The number of apps that natively offer two-way sync is rather small unfortunately. The ones I know offhand are TickTick, gQueues and Todoist. It’s possible to automate 2-way sync with an outside service like Zapier but I don’t know of any notes apps that work with it. (Zapier does sync Google Calendar with OneNote but I think that’s it for note-taking apps.)
Posted by Stephen Zeoli
Jan 30, 2021 at 05:09 PM
Of course it remains to be seen how useful Amplenote’s calendar will be, but having a calendar—that is a way to schedule tasks—is essential to their stated goal:
https://www.amplenote.com/about_us
So I hope they do a good job.
Posted by Luhmann
Jan 17, 2025 at 10:17 PM
One of the real discoveries of my effort to compare various PKMS was Amplenote, which I hadn’t known about before. It is surprising this app doesn’t get more attention as it is quite powerful.
Pros:
1. integrated task management
This is really important for me, because I find that there is tremendous utility in being able to have my notes and tasks in one place and have them integrated. A simple example is making a note to call someone about a project and then having the ability to link to pages about that person and project. Only a few apps let you do this easily.
2. Calendar integration
Again, only a few PKMs have this, but I agree with the comment above about how key this is for any kind of task management workflow. I also like to make notes on events and meetings. I haven’t really tested how this might work, but that is another reason for having good calendar integration into a PKM.
3. Mobile app
Right now I use Logseq, but have never been able to use it on mobile. The DB version should fix that, but even then they don’t currently have a dedicated mobile app developer, so it could be a long time before something decent is available.
4. Plugins
There already seem to be a number of useful plugins, such as for Readwise integration and better markdown support. I haven’t tested these yet.
Cons:
1. While it does have folding in outline view, it does not have zoom, which I consider an essential feature. Every PKM I’ve used for the past few years (Workflowy, Roam, Dynalist, Logseq) has it, and I would hate to loose this.

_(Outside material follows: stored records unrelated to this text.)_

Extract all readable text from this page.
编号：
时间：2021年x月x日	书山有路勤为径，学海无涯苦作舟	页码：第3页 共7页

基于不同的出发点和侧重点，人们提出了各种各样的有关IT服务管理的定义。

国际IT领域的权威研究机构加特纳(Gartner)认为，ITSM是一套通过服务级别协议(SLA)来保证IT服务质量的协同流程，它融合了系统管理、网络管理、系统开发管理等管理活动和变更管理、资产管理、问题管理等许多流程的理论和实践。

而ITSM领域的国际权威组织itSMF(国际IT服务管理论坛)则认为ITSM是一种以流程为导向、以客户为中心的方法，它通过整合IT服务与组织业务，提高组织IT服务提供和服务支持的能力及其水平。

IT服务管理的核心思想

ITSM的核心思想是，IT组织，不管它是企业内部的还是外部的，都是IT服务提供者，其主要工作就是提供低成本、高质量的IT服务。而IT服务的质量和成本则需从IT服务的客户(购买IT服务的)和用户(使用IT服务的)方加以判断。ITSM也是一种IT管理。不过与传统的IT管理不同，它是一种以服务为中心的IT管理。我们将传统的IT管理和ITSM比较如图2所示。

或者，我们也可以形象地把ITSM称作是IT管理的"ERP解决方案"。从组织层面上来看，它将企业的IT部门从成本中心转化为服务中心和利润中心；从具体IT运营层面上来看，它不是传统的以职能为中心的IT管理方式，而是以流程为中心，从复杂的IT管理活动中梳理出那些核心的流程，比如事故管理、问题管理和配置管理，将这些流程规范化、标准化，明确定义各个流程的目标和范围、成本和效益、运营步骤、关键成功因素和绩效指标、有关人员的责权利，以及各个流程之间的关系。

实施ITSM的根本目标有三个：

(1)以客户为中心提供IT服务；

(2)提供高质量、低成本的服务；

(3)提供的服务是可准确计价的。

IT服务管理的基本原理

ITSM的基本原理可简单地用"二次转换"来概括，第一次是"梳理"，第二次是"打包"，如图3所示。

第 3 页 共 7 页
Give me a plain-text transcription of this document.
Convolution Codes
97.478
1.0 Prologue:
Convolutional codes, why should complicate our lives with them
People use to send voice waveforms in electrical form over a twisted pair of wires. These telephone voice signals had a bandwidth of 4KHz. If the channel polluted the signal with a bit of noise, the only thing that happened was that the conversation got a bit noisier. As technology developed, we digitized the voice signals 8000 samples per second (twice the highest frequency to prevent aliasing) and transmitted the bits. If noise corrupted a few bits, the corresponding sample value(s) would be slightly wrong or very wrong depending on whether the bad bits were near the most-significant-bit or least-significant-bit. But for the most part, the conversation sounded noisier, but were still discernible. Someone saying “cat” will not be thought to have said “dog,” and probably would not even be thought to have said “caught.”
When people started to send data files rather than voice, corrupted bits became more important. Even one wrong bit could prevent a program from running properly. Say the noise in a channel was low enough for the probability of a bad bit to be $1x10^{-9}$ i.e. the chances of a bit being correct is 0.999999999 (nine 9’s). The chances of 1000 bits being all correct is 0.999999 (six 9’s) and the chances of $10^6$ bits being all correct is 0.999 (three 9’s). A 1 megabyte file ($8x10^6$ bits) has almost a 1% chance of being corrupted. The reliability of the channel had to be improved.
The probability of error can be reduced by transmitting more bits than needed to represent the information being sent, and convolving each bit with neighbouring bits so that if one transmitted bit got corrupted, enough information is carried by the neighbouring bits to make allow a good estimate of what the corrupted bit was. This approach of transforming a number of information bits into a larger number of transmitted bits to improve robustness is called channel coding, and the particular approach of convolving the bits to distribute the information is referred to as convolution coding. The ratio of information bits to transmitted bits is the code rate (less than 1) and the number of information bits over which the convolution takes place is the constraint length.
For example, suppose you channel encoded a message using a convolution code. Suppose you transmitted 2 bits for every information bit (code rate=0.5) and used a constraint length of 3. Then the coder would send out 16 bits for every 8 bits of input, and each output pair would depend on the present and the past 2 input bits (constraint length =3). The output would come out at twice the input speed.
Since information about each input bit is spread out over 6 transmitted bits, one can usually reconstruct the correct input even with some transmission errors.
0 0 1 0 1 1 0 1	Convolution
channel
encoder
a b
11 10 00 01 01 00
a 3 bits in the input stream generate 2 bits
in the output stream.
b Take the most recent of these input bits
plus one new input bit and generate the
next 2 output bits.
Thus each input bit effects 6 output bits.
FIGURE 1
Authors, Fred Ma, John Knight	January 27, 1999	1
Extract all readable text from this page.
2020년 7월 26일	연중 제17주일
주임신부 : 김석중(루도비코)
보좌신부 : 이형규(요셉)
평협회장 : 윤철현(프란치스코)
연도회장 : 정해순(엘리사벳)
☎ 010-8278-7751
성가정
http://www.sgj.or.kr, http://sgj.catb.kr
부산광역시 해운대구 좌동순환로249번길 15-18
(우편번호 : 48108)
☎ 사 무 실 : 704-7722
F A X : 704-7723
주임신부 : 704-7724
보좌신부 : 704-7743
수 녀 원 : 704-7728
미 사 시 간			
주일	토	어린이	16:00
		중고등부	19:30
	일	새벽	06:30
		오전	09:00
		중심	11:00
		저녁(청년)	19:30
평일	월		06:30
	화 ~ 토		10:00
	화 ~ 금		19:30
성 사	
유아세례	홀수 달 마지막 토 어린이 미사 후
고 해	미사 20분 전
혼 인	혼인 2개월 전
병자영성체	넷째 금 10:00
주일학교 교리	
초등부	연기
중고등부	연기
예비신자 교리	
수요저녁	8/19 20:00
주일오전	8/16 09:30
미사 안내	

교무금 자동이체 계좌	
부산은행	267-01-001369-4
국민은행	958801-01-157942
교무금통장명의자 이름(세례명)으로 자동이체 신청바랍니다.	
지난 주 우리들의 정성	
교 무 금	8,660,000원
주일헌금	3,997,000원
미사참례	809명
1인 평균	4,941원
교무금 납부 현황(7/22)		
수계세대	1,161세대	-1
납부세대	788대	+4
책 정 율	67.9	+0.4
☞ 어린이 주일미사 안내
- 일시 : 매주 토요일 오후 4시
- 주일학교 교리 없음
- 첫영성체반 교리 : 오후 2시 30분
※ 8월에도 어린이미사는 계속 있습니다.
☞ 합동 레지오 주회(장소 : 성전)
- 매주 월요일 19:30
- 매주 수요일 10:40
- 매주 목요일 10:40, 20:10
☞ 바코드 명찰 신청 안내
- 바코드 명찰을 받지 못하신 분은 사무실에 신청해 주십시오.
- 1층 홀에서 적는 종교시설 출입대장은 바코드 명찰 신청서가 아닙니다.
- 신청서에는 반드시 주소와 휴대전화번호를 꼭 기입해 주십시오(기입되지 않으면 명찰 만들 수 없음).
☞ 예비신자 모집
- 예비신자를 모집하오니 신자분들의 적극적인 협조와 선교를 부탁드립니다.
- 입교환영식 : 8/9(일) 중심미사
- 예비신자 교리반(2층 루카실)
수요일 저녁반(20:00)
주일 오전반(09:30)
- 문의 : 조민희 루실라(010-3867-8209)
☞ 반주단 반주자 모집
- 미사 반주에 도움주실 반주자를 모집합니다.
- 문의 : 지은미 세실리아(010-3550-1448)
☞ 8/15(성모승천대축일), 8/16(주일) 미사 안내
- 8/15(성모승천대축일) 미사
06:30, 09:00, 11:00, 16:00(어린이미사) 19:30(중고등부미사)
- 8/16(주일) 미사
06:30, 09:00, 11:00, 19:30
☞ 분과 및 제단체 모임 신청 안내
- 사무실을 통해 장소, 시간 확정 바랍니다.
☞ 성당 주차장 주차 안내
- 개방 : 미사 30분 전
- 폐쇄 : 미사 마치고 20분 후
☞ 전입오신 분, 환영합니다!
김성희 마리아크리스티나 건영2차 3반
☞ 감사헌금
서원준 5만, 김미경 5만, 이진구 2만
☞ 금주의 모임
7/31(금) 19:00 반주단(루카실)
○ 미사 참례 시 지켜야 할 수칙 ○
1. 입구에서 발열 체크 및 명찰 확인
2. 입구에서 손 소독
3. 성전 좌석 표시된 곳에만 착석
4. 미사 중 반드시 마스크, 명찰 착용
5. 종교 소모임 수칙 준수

2. Not block based. It is document based like Obsidian, not block-based like Logseq. This means you can link to documents, but not to individual parts of an outline. I could probably live with this.
3. Limited offline support. Attachments are stored in the cloud, and so aren’t accessible if you are offline.
Posted by Luhmann
Jan 17, 2025 at 10:25 PM
Another con is the lack of aliases. The ability to refer to the same note by different names is something I use all the time. I’m not talking about link aliases where you have one name written but the link is something else; rather, true aliases like Logseq where you can link to the same note using different wikilink names. This is another key feature that many PKMs fail to implement.
Posted by Luhmann
Jan 17, 2025 at 10:56 PM
So you can create events. First you create a bullet and then you use the bullet menu or type ! to select a start time.
However, a problem with it not being block based is that if you create an event and then add a note or task as a child of that event (in the outliner), it is only linked to the page, not the event itself.
Example, from a fictional page titled “PKM Course”
2025-01-18 Lecture on outliners
- [[todo]] prepare power point
- [[notes]]
If you look up the todo or the notes, they will be linked to [[PKM Course]] not [[2025-01-18 Lecture on outliners]] but in Logseq they would be identified as being related to this block.
I could probably learn to work this way, but I don’t think i want to.